Wife of Famed Jewish-Italian Filmmaker Brings Attention to Vandalism at Mount of Olives
Vandalism and garbage throwing is not a new phenomenon at the most ancient Jewish cemetery on the Mount of Olives in Jerusalem. Amid the thousands of tombstones, some of which have been defaced or smashed into pieces, there are areas full of trash and litter left by local Palestinian youth from neighborhoods nearby.
One woman in particular is extremely agitated by the current situation.
Mirella Petteni Haggiag, a former Italian model from Rome, makes her way through the tombstones with a garbage bag in her hand several times a year when she visits Israel. She comes ready to clean around the tombstone of her late husband, Robert Haggiag, the legendary Italian-American film producer.
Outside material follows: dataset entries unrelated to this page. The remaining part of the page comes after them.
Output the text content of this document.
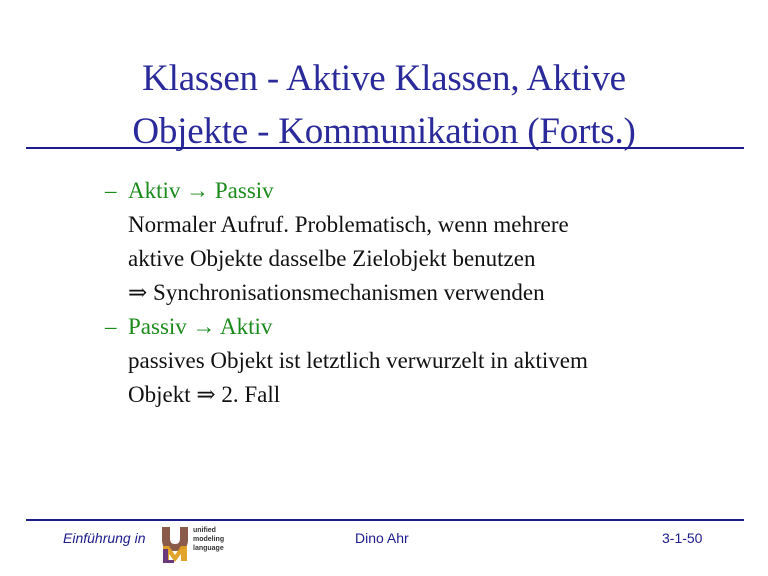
Klassen - Aktive Klassen, Aktive
Objekte - Kommunikation (Forts.)
– Aktiv → Passiv
Normaler Aufruf. Problematisch, wenn mehrere
aktive Objekte dasselbe Zielobjekt benutzen
⇒ Synchronisationsmechanismen verwenden
– Passiv → Aktiv
passives Objekt ist letztlich verwurzelt in aktivem
Objekt ⇒ 2. Fall
Einführung in	unified
modeling
language
Dino Ahr	3-1-50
“This is a holy place. It’s shocking to see what happens here,” Mirella Haggiag told Tazpit News Agency in an exclusive interview recently. “The Arabs hold parties and leave behind a mess. For the past five years, I come here and clean up.”
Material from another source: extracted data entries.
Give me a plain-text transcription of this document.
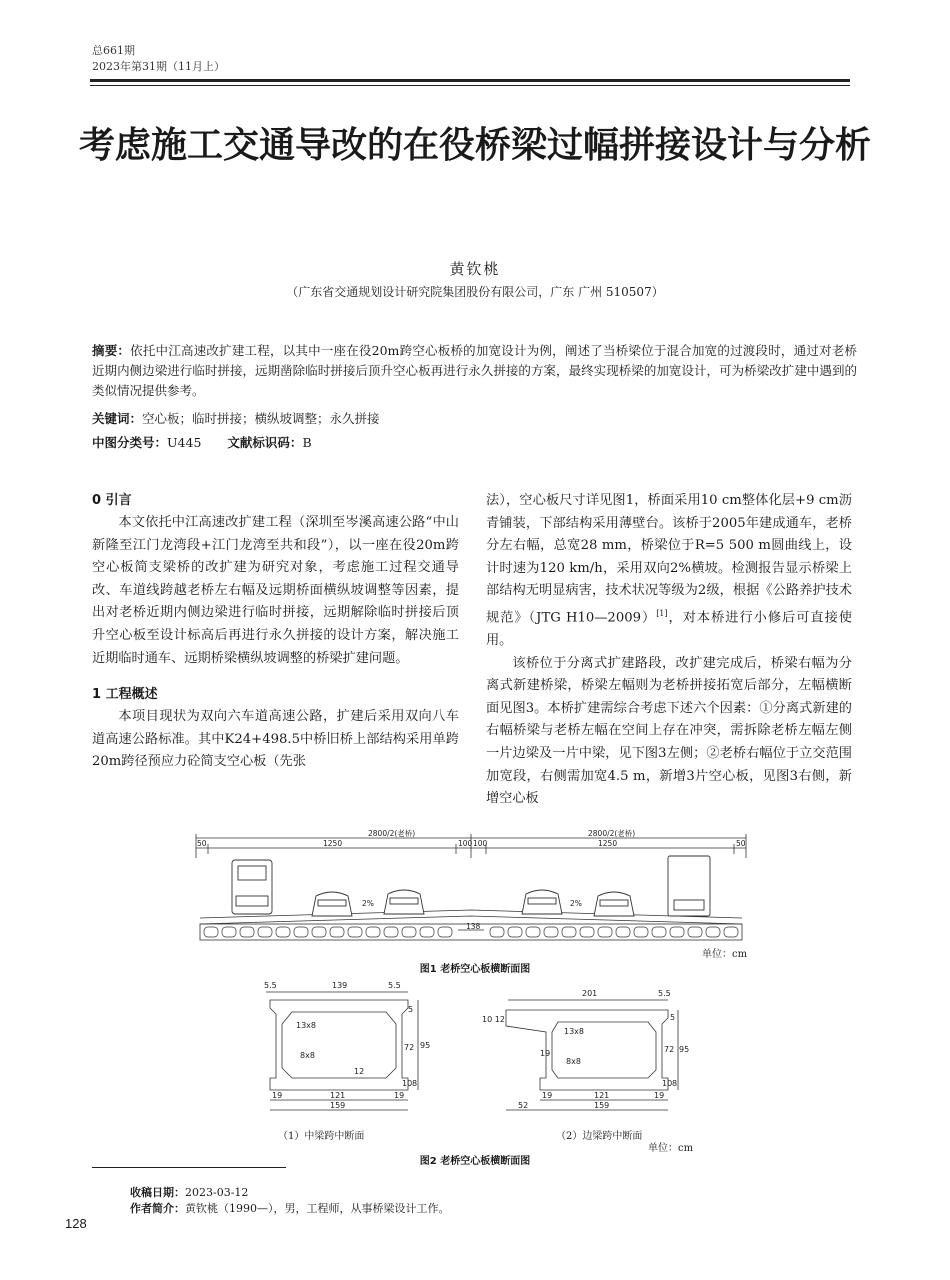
总661期
2023年第31期（11月上）
考虑施工交通导改的在役桥梁过幅拼接设计与分析
黄钦桃
（广东省交通规划设计研究院集团股份有限公司，广东 广州 510507）
摘要：依托中江高速改扩建工程，以其中一座在役20m跨空心板桥的加宽设计为例，阐述了当桥梁位于混合加宽的过渡段时，通过对老桥近期内侧边梁进行临时拼接，远期凿除临时拼接后顶升空心板再进行永久拼接的方案，最终实现桥梁的加宽设计，可为桥梁改扩建中遇到的类似情况提供参考。
关键词：空心板；临时拼接；横纵坡调整；永久拼接
中图分类号：U445 文献标识码：B
0 引言

本文依托中江高速改扩建工程（深圳至岑溪高速公路“中山新隆至江门龙湾段+江门龙湾至共和段”），以一座在役20m跨空心板简支梁桥的改扩建为研究对象，考虑施工过程交通导改、车道线跨越老桥左右幅及远期桥面横纵坡调整等因素，提出对老桥近期内侧边梁进行临时拼接，远期解除临时拼接后顶升空心板至设计标高后再进行永久拼接的设计方案，解决施工近期临时通车、远期桥梁横纵坡调整的桥梁扩建问题。

1 工程概述

本项目现状为双向六车道高速公路，扩建后采用双向八车道高速公路标准。其中K24+498.5中桥旧桥上部结构采用单跨20m跨径预应力砼简支空心板（先张

法），空心板尺寸详见图1，桥面采用10 cm整体化层+9 cm沥青铺装，下部结构采用薄壁台。该桥于2005年建成通车，老桥分左右幅，总宽28 mm，桥梁位于R=5 500 m圆曲线上，设计时速为120 km/h，采用双向2%横坡。检测报告显示桥梁上部结构无明显病害，技术状况等级为2级，根据《公路养护技术规范》（JTG H10—2009）[1]，对本桥进行小修后可直接使用。

该桥位于分离式扩建路段，改扩建完成后，桥梁右幅为分离式新建桥梁，桥梁左幅则为老桥拼接拓宽后部分，左幅横断面见图3。本桥扩建需综合考虑下述六个因素：①分离式新建的右幅桥梁与老桥左幅在空间上存在冲突，需拆除老桥左幅左侧一片边梁及一片中梁，见下图3左侧；②老桥右幅位于立交范围加宽段，右侧需加宽4.5 m，新增3片空心板，见图3右侧，新增空心板

2800/2(老桥)	2800/2(老桥)
50	1250	100 100	1250	50
138
2%	2%
单位：cm
图1 老桥空心板横断面图
5.5	139	5.5
13x8
8x8
12
95
72
5
10 8
19	121	19
159
201	5.5
10 12
13x8
8x8
19
19	121	19
52	159
72 95
5
10 8
（1）中梁跨中断面	（2）边梁跨中断面
单位：cm
图2 老桥空心板横断面图
收稿日期：2023-03-12
作者简介：黄钦桃（1990—），男，工程师，从事桥梁设计工作。
128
“I want this place to be perfect for my husband, may he rest in peace. But look at all this,” says Mirella, picking up the garbage and red Coke cans strewn around. “These must be the result of parties. It’s not nice.”
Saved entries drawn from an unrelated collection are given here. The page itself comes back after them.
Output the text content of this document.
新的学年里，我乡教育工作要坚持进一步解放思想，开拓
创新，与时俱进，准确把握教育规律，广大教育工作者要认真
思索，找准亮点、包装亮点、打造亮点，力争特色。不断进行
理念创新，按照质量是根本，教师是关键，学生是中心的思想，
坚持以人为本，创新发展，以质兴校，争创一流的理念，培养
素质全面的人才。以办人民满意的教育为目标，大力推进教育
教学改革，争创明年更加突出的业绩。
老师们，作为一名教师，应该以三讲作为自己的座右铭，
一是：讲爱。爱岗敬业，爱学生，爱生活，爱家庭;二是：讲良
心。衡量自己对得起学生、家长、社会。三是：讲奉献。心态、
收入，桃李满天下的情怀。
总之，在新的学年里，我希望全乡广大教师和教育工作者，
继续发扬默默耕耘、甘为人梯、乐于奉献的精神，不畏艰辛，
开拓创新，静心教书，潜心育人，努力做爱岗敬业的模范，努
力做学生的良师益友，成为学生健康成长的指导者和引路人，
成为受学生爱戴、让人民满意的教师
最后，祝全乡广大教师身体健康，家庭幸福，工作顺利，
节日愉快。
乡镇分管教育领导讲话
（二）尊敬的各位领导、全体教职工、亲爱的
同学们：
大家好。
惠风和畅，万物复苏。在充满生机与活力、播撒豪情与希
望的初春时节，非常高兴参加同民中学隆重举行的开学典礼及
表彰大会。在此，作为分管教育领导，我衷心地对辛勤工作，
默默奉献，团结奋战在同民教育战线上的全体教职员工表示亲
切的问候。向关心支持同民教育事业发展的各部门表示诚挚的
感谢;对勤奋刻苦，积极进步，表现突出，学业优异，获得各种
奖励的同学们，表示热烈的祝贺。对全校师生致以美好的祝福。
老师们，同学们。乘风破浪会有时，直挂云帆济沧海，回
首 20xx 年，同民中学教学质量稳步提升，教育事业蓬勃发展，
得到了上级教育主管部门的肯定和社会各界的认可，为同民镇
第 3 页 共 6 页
Because Mirella lives in Rome, she also sends someone to clean Robert Haggiag’s gravestone, or one of their children, when she cannot be in Jerusalem.
“This isn’t actually as bad as other parts of the cemetery,” she comments. “Over there, you can see the graves have been burnt and some completely smashed up,” she says, pointing to the section of the Afghanistan Jewish community. “They haven’t been able to destroy my husband’s tomb,” she told Tazpit.
“My husband would have been 102 years old today. I can’t imagine what he would say about this. People need to know what is happening to this cemetery,” she says.
Robert Haggiag’s life is one fascinating story and he lies among many notable personalities and famous figures in Jewish history buried on the Mount of Olives.
He co-produced and distributed more than 50 films, achieving international success with such films as Moulin Rouge, the Barefoot Contessa (1954) starring Humphrey Bogart and Ava Gardner, and Anthony Mann’s El Cid (1961), with Sophia Loren and Charlton Heston, among many others. He earned Italy’s prestigious David di Donatello award and the Palme d’Or at France’s Cannes Film Festival in 1965.
Robert was born Nessim Haggiag in 1913 in Tripoli, Libya, and came from a Sephardic Jewish family of nine children. He studied at the University of Turin and eventually came to own many properties and movie theaters in Tripoli. However, during WWII, he was forced to abandon everything, and escaped as a war refugee to America with nothing. According to his obituary in the Telegraph, all that Haggiag owned was confiscated by the new Islamic social state.
In the late 1960’s, Haggiag co-founded the largest film distributor company in Italy, with exclusive rights granted by Warner Brothers, Twentieth Century-Fox, and other American studios. Later in life, he helped co-produce, with his son, the Lady Chatterley TV series for the BBC.
Haggiag passed away in 2009 at the age of 95, and is survived by Mirella, their two sons and a stepson.
To this day, the Haggiag family continues to maintain a strong connection with Jerusalem. This year, as in the past, the Haggiag Family Award for Israeli Cinema in memory of Robert Nessim Haggiag will be given during the upcoming Jerusalem Film Festival in July.
“My husband always wanted to be buried here in the Mount of Olives,” Mirella Haggiag told Tazpit. “And there is a family plot for myself and our children. But it’s quite depressing – I want to look for another burial place for myself. Who will clean up after I’m gone?” she asks.